Entre los muchos nombramientos que debe procesar el Senado de la República —que se ha convertido en la pieza clave para la integración del nuevo sistema de instituciones autónomas del Estado— destaca el de la CNDH. Dado que la gestión de Raúl Plascencia concluye el próximo 15 de noviembre, sólo quedan seis semanas para decidir sobre su ratificación. Y no parece cosa menor que, hasta la fecha, no se haya emitido pronunciamiento alguno. En apenas mes y medio, el Senado debe evaluar de manera convincente la gestión de Plascencia para optar por su reelección o, en su caso, establecer las bases y el procedimiento para elegir a quien deba suplirlo.

Conviene recordar, al menos, dos antecedentes que inevitablemente marcarán esa decisión: el primero está en la fundación misma de la CNDH, que nació como una respuesta del gobierno de Carlos Salinas ante el reclamo —nacional e internacional— sobre la falta de medios institucionales del Estado mexicano para proteger los derechos humanos. Propios y extraños reconocen la influencia decisiva que tuvo entonces Jorge Carpizo en la concepción y en los primeros años de vida de ese órgano que, bajo su dirección, consiguió inscribirse en el texto constitucional.

Y no es trivial tener presente ese dato, pues la CNDH —que más tarde conseguiría su autonomía constitucional plena— no surgió como un organismo burocrático más, sino como una institución emblemática cuyos éxitos y fracasos habrían de responder en lo sucesivo, en buena medida, a la autoridad moral de sus titulares. Una condición que quedó de manifiesto más tarde, tras el nombramiento de Mireille Roccatti, cuyas credenciales personales fueron insuficientes para colmar ese requisito principal de la función a desempeñar y que hoy, otra vez, está en duda.

La evaluación que haga el Senado de la República sobre el desempeño de Raúl Plascencia no podría omitir ese dato, a riesgo de cometer un error garrafal. No sería razonable evaluar su desempeño —ni de quien eventualmente viniera a sustituirlo— como si se tratara de un miembro más del servicio profesional de carrera, con datos cuantitativos y burocráticos plasmados en un formato de ventanilla.

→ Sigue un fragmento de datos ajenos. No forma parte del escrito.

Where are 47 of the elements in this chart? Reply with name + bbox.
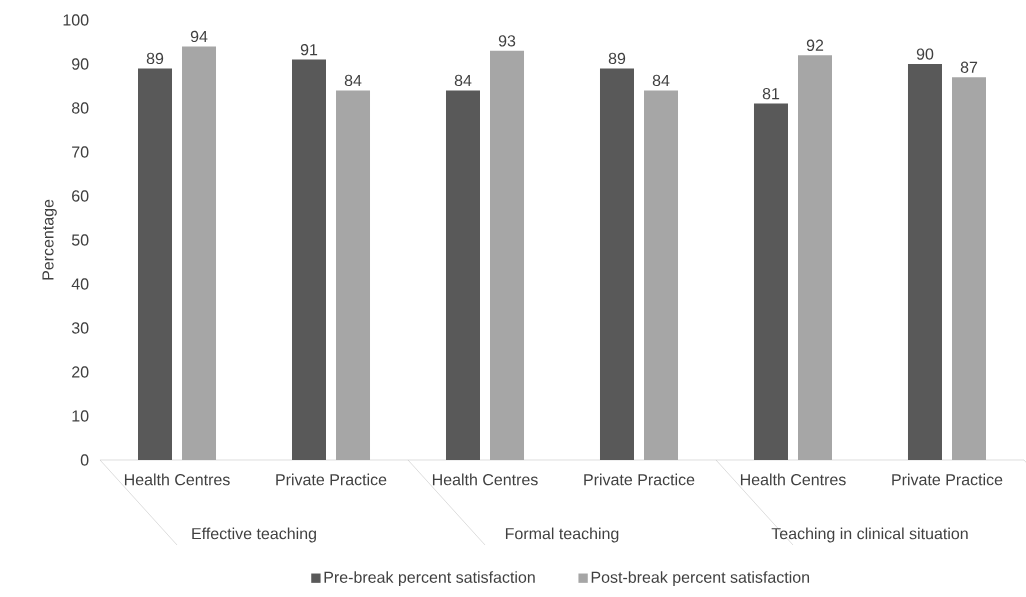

No sólo porque los orígenes marcan —y los de la CNDH siguen vigentes—, sino porque pese a que en 2011 se promulgó la más ambiciosa reforma constitucional que haya conocido México en materia de derechos humanos, ese cambio en las normas fundacionales del país no produjo efectos de igual magnitud en la vida cotidiana de la sociedad. Esa reforma —segundo antecedente a tomar en cuenta— pasó más o menos inadvertida, entre otras razones, porque la CNDH conducida por Raúl Plascencia prefirió mantener un perfil bajo y políticamente prudente, cuando estaba llamada a protagonizar la más amplia pedagogía pública de la historia de los derechos humanos, con todos los recursos que ha tenido a su alcance —y que, dicho sea de paso, no han sido precarios—. En cambio, la CNDH prefirió transitar por una ruta discreta, justo en los años en que se desató la mayor violencia que haya vivido México desde el final de la Revolución Mexicana y cuando tuvo en sus manos, como nunca antes, la autoridad jurídica y los medios de sobra para actuar con valentía en contra de ese proceso. Pero no lo hizo.

El Senado ya ha dado pruebas notables de su sensibilidad para procesar otros nombramientos. No ha sido ajeno a la influencia política del Ejecutivo —ni podría obviarla—, pero también ha sabido mediar con éxito entre las preferencias de Los Pinos y el pulso social y político del país. Sin embargo, ahora tendrá uno de los mayores desafíos en la búsqueda de ese equilibrio: ratificar a un defensor de los derechos humanos que ha sido dúctil y cómodo para quienes ejercen el poder político del país, o buscar a alguien que le devuelva a la CNDH la potencia, la eficacia y la confianza que está reclamando esta nueva etapa de la vida de México.